Cara Australia, cara Melbourne, sei stata il mio specchio e magari lo sarai ancora. Potrebbe essere questo l’incipit di una ipotetica lettera scritta da Rafa Nadal per ringraziare e salutare un Paese e in particolare una città che resteranno per sempre evidenziate nella mappa della vita tennistica dello spagnolo. Un addio? No. Un arrivederci? Nemmeno. Le certezze non sono mai state il punto forte di Rafa.
Indubbiamente il servizio in slice da sinistra, il dritto sventaglio e il passante in corsa rimarranno scolpiti nella storia di questo sport come i marchi di fabbrica di uno dei suoi campioni più grandi. Ormeggi sicuri a cui Nadal si è aggrappato centinaia di volte nei momenti cruciali delle sue partite. Ma qui non si parla di certezze tecniche.

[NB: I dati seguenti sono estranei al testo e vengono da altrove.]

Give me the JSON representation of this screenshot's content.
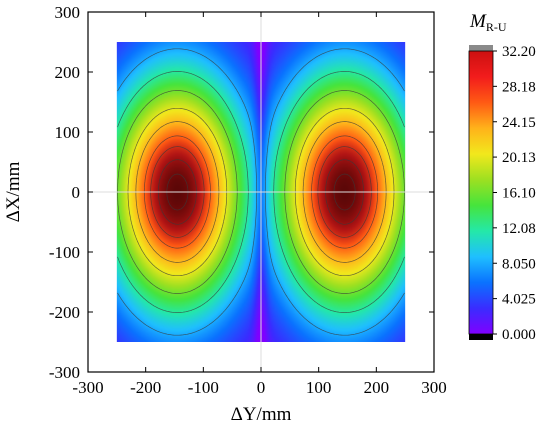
{
  "chart_data": {
    "type": "heatmap",
    "title": "",
    "xlabel": "ΔY/mm",
    "ylabel": "ΔX/mm",
    "xlim": [
      -300,
      300
    ],
    "ylim": [
      -300,
      300
    ],
    "x_ticks": [
      "-300",
      "-200",
      "-100",
      "0",
      "100",
      "200",
      "300"
    ],
    "y_ticks": [
      "300",
      "200",
      "100",
      "0",
      "-100",
      "-200",
      "-300"
    ],
    "data_extent": {
      "x": [
        -250,
        250
      ],
      "y": [
        -250,
        250
      ]
    },
    "field": {
      "description_of_values": "two elliptical maxima symmetric about ΔY=0",
      "peaks": [
        {
          "x": -145,
          "y": 0,
          "value": 32.2
        },
        {
          "x": 145,
          "y": 0,
          "value": 32.2
        }
      ],
      "minimum": {
        "x": 0,
        "value": 0.0
      }
    },
    "colorbar": {
      "title": "M",
      "title_subscript": "R-U",
      "min": 0.0,
      "max": 32.2,
      "tick_labels": [
        "32.20",
        "28.18",
        "24.15",
        "20.13",
        "16.10",
        "12.08",
        "8.050",
        "4.025",
        "0.000"
      ],
      "tick_values": [
        32.2,
        28.18,
        24.15,
        20.13,
        16.1,
        12.08,
        8.05,
        4.025,
        0.0
      ],
      "colors": [
        "#8000ff",
        "#3a2cff",
        "#0a72ff",
        "#1fbfff",
        "#24e8a8",
        "#46e43c",
        "#9de021",
        "#f2e81c",
        "#ffb21a",
        "#ff5a14",
        "#f21c1c",
        "#cc1010"
      ],
      "over_color": "#8a8a8a",
      "under_color": "#000000"
    },
    "contour_levels": [
      8,
      12,
      16,
      20,
      23,
      26,
      28,
      30,
      31.5
    ]
  }
}
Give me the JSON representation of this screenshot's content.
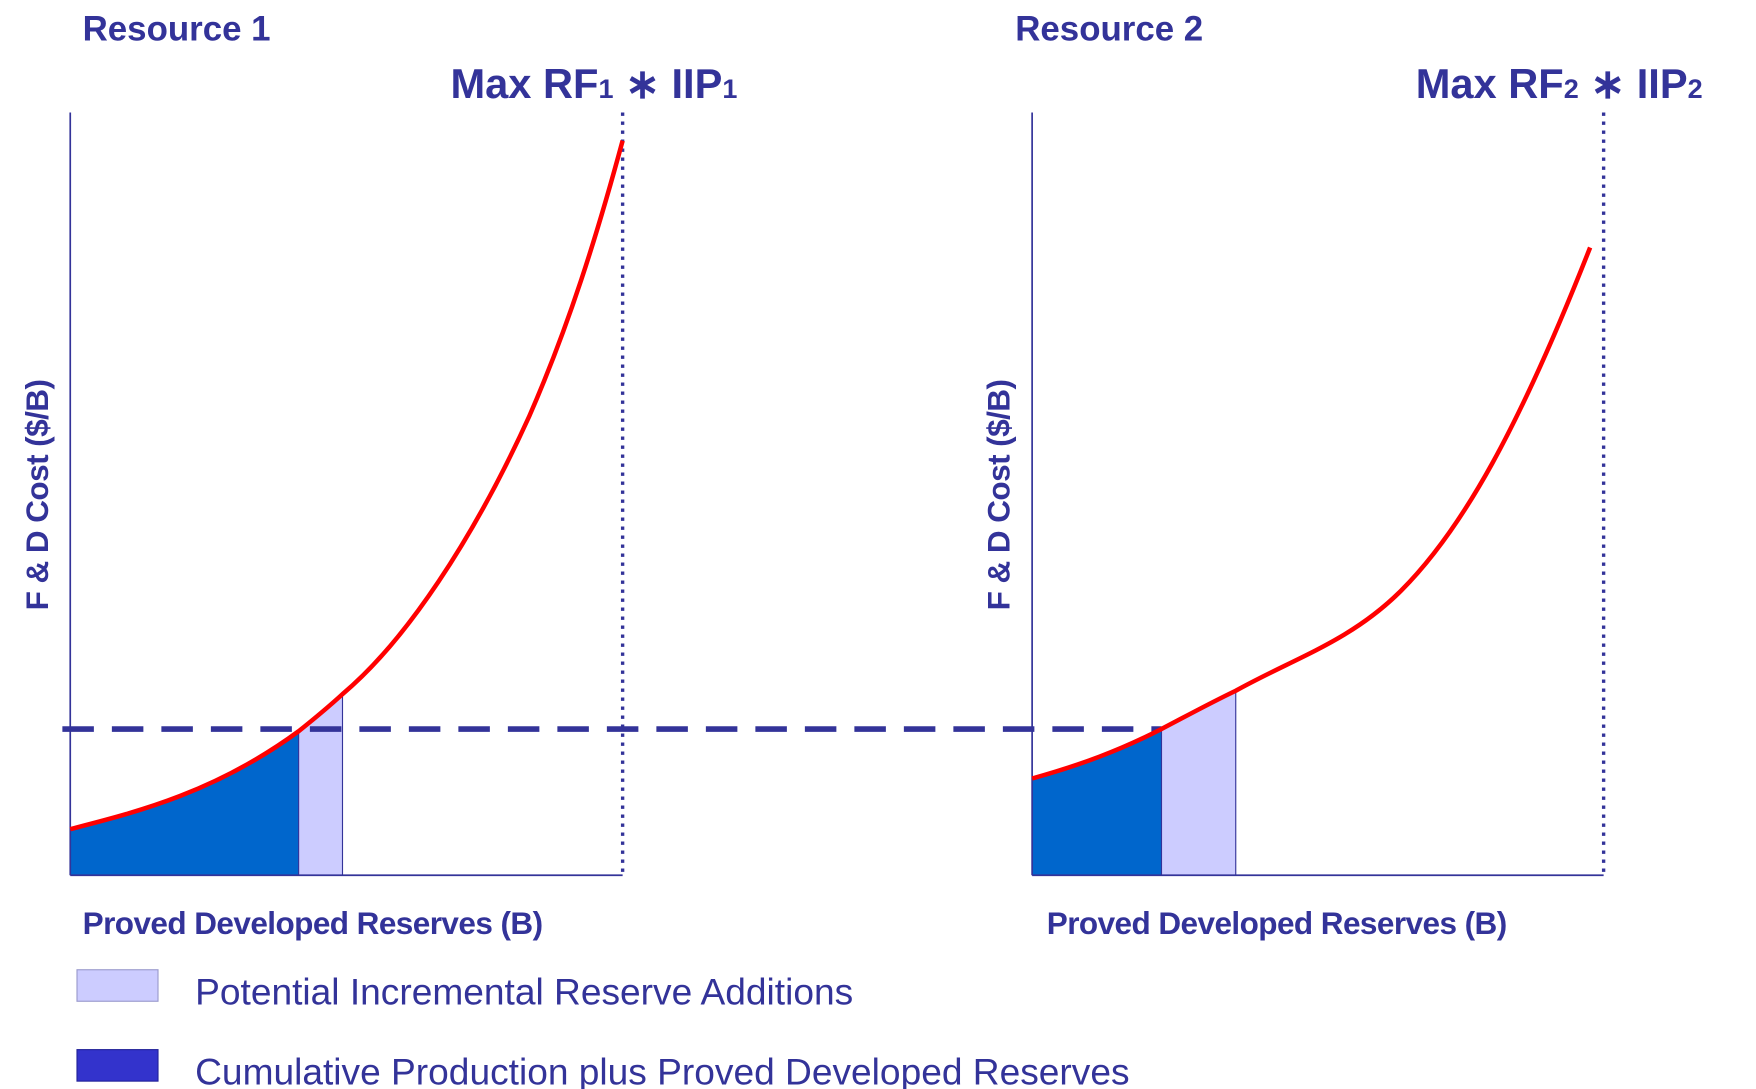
{
  "panels": [
    {
      "title": "Resource 1",
      "max_label": {
        "prefix": "Max RF",
        "sub1": "1",
        "mid": " ∗ IIP",
        "sub2": "1"
      },
      "y_axis_label": "F & D Cost ($/B)",
      "x_axis_label": "Proved Developed Reserves (B)"
    },
    {
      "title": "Resource 2",
      "max_label": {
        "prefix": "Max RF",
        "sub1": "2",
        "mid": " ∗ IIP",
        "sub2": "2"
      },
      "y_axis_label": "F & D Cost ($/B)",
      "x_axis_label": "Proved Developed Reserves (B)"
    }
  ],
  "legend": [
    {
      "label": "Potential Incremental Reserve Additions"
    },
    {
      "label": "Cumulative Production plus Proved Developed Reserves"
    }
  ]
}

Se non fosse troppo impegnativo dal momento che si parla di sport, l’aggettivo giusto avrebbe potuto essere “esistenziali”.
Dear tennis, you allow us to dream
Rafa avrebbe potuto fare del suo 2024 un farewell tour, mutuandolo da Kobe Bryant e più in generale dalla tradizione degli sport americani e mettendo in piedi la prima edizione tennistica di questa modalità di ritirarsi. Avrebbe potuto, ma non lo ha fatto. Avrebbe significato imporsi dei paletti: avere, da un lato, finalmente delle certezze ma anche, dall’altro, chiudere la porta ai sogni, ai colpi di scena, alle sensazioni, ai moti d’orgoglio e agli imprevisti. Niente di tutto ciò sarebbe stato coerente con la carriera di Nadal.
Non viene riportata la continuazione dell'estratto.